Consumers show the preferred path for brand contact

Knowing how to prioritize spending in the short term is one of marketers’ biggest headaches. Between new technology platforms, better data systems and changing customer expectations, it’s hard to know where limited dollars are best spent to keep consumers loyal.

A new consumer survey suggests customers may fall back on traditional forms of interaction when looking for fast connection to a brand more often than one would expect. The study offers a checklist of customer experience investments for those looking to spend smarter.

The CMO Council’s latest consumer survey, The Customer in Context (conducted in partnership with SAP Hybris), polled more than 2,000 consumers in Canada, the U.S. and U.K. (a 50/50 split of male and female shoppers over the age of 24). It reports that only 15% of consumers expect companies “to be everywhere.”

But when a problem does arise, consumers expect to establish contact and find a solution quickly, with 47% saying they will “stop doing business with a brand that continues to frustrate them.”

So if they don’t expect a brand to be “everywhere” in the multichannel universe, where are shoppers looking to connect with brands?

Respondents indicated that their contact list is short. Unsurprisingly, a company’s website is the most-frequently used engagement point for consumers; 58% of consumers polled considered it a “critical” touchpoint. Second on the priority list was email at 52%.

However, the good old fashioned telephone ranked third.

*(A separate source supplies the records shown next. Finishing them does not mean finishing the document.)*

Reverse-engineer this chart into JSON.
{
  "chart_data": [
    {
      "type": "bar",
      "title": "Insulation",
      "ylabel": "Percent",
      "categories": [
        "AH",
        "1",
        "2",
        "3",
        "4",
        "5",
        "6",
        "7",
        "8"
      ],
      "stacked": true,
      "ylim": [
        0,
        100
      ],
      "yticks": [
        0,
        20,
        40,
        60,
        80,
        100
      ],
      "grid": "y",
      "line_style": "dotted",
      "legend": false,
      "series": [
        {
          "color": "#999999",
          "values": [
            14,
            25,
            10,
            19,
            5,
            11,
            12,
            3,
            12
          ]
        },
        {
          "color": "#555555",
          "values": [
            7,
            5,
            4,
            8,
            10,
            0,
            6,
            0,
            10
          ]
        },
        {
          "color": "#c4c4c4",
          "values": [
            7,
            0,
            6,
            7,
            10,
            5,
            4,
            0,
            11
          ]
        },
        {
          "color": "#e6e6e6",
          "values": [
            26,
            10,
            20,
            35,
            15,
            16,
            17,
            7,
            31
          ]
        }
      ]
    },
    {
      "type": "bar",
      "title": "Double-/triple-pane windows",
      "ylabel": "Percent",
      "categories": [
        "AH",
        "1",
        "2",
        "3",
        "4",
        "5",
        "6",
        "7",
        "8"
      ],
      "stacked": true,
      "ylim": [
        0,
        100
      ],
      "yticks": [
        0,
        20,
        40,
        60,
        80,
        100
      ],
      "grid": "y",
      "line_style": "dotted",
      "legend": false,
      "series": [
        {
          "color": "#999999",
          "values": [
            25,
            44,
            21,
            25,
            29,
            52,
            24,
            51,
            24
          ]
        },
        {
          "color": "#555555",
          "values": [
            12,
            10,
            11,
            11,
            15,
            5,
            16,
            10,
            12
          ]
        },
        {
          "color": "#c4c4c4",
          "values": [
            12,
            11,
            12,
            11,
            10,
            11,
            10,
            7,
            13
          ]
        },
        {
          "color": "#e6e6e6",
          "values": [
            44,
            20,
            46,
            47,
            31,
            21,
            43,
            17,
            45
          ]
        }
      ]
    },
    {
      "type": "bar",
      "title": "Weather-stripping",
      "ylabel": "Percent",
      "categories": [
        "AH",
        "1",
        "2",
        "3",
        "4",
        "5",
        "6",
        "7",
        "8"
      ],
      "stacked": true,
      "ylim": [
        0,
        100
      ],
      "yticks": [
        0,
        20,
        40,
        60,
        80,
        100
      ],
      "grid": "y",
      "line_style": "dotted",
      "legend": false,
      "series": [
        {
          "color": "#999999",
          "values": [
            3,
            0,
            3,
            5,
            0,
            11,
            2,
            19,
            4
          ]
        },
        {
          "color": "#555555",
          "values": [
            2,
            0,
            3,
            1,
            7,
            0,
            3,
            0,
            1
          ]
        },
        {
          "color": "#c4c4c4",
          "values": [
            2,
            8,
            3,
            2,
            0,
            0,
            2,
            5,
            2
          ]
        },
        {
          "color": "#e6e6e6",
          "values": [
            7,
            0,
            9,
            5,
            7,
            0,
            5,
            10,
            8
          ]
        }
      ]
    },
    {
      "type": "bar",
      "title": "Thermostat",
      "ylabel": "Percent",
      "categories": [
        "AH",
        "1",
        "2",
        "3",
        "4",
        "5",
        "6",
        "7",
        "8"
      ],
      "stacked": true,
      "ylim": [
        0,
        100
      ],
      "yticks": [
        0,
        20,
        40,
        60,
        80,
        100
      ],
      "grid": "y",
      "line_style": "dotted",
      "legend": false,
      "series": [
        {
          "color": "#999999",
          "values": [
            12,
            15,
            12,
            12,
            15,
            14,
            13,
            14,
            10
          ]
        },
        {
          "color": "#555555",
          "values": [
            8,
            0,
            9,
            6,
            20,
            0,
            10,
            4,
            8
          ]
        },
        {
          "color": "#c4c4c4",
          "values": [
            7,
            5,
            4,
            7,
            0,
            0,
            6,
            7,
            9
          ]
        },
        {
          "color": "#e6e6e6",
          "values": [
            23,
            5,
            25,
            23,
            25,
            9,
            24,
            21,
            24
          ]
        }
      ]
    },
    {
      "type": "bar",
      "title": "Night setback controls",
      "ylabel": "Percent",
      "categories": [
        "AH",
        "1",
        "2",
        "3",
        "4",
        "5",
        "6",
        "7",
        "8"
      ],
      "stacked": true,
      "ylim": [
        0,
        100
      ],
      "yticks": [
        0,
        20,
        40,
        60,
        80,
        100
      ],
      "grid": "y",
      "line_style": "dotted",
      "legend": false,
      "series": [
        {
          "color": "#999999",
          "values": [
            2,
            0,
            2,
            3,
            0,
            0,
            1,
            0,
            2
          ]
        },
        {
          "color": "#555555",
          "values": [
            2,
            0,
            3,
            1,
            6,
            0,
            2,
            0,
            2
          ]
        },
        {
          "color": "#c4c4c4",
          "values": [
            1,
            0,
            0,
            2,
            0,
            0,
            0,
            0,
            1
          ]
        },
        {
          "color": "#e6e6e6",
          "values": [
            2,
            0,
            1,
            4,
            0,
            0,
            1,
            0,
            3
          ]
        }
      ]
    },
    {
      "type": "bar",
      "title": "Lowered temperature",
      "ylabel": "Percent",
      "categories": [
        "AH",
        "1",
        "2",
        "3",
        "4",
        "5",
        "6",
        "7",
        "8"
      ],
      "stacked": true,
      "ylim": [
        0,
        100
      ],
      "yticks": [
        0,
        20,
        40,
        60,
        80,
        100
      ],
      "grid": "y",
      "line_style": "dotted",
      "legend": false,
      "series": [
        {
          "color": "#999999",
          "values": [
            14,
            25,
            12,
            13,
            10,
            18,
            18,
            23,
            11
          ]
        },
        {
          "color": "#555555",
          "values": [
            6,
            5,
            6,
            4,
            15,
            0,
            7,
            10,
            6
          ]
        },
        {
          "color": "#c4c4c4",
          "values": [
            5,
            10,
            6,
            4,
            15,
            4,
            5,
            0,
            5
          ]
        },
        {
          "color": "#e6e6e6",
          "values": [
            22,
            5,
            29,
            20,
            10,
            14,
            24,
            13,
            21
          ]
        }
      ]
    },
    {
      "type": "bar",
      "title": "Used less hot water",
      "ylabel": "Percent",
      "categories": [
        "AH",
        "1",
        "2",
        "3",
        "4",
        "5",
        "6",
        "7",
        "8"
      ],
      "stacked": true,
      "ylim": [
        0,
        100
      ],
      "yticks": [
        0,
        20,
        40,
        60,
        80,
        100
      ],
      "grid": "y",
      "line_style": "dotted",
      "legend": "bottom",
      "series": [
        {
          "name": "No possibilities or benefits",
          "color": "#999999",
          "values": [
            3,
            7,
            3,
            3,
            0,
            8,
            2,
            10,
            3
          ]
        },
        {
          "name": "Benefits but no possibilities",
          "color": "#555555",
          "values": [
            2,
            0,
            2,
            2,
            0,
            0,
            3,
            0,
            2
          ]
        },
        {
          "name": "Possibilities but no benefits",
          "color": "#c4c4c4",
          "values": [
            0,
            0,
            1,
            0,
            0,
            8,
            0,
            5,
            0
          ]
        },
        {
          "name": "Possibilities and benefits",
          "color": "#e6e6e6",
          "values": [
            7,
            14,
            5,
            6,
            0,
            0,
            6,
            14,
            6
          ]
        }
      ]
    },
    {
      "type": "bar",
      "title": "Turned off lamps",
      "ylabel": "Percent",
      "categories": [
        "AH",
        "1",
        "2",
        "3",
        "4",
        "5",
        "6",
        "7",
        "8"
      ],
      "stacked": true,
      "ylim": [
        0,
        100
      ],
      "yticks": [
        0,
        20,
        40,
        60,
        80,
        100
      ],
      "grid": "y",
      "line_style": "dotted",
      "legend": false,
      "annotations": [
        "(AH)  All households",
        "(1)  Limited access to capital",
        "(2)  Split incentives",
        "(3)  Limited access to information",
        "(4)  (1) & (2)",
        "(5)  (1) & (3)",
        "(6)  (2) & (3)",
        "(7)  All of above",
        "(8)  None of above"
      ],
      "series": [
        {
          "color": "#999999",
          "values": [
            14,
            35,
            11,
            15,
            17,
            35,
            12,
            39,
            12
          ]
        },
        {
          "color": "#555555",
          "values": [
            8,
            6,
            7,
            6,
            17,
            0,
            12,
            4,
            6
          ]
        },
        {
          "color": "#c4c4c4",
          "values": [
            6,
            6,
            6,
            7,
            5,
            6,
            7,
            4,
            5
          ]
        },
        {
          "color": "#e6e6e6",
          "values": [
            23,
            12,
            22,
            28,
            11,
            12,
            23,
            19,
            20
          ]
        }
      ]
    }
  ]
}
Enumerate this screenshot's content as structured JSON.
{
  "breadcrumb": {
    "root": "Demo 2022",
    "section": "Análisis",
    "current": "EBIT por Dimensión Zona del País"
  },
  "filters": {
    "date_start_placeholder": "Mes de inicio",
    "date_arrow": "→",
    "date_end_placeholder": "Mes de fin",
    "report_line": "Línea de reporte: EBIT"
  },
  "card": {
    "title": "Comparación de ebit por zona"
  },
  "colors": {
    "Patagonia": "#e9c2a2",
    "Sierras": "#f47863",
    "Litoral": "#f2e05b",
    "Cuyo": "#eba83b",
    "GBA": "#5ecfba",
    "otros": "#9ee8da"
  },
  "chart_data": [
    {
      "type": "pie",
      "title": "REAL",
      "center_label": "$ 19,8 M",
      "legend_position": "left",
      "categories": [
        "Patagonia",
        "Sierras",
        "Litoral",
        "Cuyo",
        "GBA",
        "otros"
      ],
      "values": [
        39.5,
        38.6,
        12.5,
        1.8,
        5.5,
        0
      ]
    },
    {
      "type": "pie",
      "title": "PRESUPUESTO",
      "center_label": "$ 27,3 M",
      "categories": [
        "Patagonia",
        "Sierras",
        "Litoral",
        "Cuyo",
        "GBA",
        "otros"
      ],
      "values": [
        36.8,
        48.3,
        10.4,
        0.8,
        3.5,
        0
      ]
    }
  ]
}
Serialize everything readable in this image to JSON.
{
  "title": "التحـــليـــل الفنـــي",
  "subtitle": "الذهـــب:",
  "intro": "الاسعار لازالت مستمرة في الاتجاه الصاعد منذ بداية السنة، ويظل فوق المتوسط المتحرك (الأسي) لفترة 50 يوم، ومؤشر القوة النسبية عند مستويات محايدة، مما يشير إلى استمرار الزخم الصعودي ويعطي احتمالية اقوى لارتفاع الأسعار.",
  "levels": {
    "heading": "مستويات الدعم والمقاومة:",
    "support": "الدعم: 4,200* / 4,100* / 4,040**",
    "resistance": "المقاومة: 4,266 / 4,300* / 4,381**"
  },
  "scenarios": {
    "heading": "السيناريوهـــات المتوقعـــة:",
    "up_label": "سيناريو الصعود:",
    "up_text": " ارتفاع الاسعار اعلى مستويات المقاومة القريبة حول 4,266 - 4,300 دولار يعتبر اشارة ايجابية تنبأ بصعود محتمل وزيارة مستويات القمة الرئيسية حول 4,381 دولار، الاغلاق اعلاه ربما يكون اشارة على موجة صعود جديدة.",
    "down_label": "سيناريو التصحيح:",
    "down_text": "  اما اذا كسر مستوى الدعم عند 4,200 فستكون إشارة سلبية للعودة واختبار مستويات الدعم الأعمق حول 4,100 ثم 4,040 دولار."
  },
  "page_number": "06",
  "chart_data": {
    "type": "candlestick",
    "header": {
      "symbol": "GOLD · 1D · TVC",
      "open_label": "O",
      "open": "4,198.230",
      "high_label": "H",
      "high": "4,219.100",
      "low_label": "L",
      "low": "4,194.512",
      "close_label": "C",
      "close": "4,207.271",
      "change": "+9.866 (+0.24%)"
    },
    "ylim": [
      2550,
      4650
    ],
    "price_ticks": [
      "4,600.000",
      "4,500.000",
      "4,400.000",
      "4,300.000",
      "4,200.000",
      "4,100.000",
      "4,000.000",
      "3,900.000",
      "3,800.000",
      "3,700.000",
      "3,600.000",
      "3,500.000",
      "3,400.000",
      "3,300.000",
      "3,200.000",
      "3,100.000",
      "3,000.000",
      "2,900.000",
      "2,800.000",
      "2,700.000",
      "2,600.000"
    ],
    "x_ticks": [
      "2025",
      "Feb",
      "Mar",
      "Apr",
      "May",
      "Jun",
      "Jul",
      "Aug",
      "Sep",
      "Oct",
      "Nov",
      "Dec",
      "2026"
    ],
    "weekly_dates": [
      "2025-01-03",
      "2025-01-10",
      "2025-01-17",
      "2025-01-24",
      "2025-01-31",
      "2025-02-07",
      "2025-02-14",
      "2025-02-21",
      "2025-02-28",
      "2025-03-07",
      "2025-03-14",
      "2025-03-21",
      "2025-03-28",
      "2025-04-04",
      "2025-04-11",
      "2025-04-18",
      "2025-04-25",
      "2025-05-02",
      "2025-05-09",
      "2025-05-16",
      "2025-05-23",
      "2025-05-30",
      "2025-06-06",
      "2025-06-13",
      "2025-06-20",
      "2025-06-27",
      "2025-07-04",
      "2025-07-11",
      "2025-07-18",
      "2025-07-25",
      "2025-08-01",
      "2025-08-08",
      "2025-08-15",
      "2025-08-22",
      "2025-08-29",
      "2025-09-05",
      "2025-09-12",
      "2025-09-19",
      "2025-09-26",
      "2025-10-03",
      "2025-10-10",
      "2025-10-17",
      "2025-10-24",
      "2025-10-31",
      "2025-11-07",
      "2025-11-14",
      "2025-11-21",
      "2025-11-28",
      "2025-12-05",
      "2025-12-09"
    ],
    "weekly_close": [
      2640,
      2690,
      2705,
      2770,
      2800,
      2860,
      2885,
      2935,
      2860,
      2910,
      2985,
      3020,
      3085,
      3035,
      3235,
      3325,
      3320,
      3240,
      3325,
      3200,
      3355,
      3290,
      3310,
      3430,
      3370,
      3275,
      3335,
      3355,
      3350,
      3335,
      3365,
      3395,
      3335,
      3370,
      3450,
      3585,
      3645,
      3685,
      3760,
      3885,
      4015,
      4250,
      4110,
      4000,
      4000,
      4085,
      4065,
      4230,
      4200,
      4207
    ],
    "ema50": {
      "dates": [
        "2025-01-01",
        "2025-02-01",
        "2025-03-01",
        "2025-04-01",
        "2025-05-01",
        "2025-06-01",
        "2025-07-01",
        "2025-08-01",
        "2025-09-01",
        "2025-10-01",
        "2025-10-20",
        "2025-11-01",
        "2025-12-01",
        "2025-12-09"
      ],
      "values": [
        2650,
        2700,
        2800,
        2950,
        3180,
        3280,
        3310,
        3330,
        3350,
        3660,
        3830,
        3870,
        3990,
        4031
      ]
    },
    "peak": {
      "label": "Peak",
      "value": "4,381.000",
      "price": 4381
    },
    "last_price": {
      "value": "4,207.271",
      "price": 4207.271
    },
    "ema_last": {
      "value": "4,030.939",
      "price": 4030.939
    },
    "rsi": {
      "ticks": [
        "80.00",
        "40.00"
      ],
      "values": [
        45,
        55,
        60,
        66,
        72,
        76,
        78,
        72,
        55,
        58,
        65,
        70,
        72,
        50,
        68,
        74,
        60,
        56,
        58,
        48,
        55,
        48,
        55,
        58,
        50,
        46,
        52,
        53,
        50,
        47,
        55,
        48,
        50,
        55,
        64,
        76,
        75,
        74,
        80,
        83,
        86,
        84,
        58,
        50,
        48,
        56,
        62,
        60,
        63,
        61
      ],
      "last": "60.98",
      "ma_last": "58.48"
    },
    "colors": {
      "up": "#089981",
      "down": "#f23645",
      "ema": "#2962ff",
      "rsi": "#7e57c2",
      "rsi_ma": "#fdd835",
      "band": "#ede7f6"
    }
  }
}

Not smartphone apps; dialing a company’s toll-free line earned the last podium spot. At 46%, it won out over in-person engagement (30%) and social media (27%).

The report’s authors say this takes some of the omnichannel pressure off marketers, but not so much that it removes the need for knowledgeable staff who are “ready to engage, regardless of channel.”

“Customers are defining which channel is important at different stages of their journey,” the report says. “This means it is even more critical for marketers to truly understand their target audience. Then, we can leverage that understanding to enable customers to move through the customer journey at their own pace without friction.”